Tonight at my restaurant job a middle-aged white woman looked me right in the eyes, held up the debit machine to me and said, “Can you show me how to not leave a tip?” SO START CROWDFUNDING MY BAIL MONEY Y’ALL IT’S GO TIME THIS IS WHAT WE’VE TRAINED FOR
If an interviewer asks you: “Where do you see yourself in 5 years?” say “I don’t know, did you see me pull up in a DaLorean?”
can’t stop thinking about people that first ate mushrooms they found and just had to go through trial and error of like, this one tastes like beef, this one killed Brian immediately and this one makes you see God for a week
knocked on my neighbors door to complain about his hammering and discovered he was hosting a Thor fancy dress party
I’m coaching my son’s soccer team because it’s important that he knows I’ll swear at other kids, too.

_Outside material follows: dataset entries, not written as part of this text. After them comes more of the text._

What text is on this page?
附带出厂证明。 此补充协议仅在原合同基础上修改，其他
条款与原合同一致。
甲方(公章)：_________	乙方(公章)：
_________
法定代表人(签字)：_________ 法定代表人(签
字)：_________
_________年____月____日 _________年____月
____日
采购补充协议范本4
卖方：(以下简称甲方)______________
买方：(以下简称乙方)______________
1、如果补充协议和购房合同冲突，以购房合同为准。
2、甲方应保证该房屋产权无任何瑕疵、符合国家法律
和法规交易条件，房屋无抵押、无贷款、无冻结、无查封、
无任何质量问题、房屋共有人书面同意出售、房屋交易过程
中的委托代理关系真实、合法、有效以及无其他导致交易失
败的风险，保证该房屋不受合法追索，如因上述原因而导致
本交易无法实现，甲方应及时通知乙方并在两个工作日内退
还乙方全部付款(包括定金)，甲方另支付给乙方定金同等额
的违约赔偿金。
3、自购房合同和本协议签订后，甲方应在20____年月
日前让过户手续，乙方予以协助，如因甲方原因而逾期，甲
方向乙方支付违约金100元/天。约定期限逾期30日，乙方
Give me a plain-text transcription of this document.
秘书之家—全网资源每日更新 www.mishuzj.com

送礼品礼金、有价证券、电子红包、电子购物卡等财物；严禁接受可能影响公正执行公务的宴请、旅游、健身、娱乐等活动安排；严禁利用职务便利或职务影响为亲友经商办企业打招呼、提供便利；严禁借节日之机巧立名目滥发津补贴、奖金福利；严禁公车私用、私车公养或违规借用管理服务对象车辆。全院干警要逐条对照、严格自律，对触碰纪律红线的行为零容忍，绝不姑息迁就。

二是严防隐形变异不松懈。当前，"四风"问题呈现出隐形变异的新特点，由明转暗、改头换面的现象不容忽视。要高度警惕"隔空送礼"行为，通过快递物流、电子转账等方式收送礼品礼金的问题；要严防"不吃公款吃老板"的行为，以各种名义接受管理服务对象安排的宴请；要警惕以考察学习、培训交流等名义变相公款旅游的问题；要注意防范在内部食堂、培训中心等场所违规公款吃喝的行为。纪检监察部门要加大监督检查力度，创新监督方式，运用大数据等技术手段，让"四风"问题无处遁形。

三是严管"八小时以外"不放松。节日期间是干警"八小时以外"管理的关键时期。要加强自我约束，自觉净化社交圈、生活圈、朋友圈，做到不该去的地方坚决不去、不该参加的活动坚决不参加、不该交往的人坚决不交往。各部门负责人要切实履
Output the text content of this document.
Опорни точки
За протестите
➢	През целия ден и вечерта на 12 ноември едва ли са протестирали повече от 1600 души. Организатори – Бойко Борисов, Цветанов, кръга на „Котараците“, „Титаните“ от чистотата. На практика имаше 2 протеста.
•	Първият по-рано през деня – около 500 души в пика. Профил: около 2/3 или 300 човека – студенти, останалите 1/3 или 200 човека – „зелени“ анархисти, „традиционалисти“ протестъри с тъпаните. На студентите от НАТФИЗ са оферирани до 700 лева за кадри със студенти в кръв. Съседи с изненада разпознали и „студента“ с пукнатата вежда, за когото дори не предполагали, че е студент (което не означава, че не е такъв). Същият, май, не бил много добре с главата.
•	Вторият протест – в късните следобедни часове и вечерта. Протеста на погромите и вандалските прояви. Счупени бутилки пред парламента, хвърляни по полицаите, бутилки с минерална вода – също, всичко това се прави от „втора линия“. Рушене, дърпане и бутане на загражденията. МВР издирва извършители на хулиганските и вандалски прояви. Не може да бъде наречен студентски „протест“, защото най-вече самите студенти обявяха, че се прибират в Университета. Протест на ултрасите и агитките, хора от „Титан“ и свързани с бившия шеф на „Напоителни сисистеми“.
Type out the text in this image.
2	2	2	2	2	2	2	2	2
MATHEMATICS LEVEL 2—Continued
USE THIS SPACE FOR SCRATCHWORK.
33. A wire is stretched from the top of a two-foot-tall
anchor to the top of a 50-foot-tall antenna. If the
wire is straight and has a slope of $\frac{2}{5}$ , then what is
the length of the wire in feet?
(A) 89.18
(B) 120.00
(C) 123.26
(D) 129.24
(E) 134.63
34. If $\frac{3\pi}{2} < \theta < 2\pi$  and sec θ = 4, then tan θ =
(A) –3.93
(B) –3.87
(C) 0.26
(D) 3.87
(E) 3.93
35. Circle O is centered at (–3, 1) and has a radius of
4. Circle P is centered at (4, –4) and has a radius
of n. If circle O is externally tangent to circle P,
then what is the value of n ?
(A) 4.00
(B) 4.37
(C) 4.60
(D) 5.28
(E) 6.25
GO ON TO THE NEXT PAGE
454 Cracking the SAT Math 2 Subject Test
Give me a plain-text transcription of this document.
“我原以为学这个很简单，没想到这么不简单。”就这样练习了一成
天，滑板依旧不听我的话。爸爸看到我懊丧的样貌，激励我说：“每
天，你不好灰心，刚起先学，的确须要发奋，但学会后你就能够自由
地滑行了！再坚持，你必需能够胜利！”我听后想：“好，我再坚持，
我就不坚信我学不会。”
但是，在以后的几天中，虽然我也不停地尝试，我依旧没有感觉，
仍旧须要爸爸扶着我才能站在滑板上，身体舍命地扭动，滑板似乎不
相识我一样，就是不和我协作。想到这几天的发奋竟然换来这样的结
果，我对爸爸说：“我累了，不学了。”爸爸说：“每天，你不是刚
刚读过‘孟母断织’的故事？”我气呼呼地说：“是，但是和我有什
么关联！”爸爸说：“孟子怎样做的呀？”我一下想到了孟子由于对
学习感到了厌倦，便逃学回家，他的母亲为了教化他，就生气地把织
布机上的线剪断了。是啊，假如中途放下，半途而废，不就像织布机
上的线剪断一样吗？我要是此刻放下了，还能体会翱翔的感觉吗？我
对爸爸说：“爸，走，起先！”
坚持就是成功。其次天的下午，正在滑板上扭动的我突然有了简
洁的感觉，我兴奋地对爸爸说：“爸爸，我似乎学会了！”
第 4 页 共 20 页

.@LAPD My wife made hazelnut “coffee” with my coffee maker. Send all available units.
I always carry a red Sharpie on me in case I have to draw blood.
You can’t ban me from your neighborhood just because I “look scary” and “want to kill you.”
That’s discrimination.
me: it kind of feels like you’re judging me right now
judge: it’s called “sentencing”
I stole a friend’s phone today and set it so it will autocorrect “I’ve” to “me’ve” and me’m really excited about it.
all car guys agree that a dream car should be hard to get, expensive and fast as hell but get all pissy when I say “so the batmobile then”
A secretary walks into her boss’s office and says, “Can I use your Dictaphone?”
He says, “No, dial with your finger like everyone else.”
A mummy comes back to life, and is disappointed to be desiccated and decayed.
“This was a better idea on papyrus”
Thanks for always acting surprised by breakfast in bed like you slept right through the great pots and pans avalanche of 6:45 AM.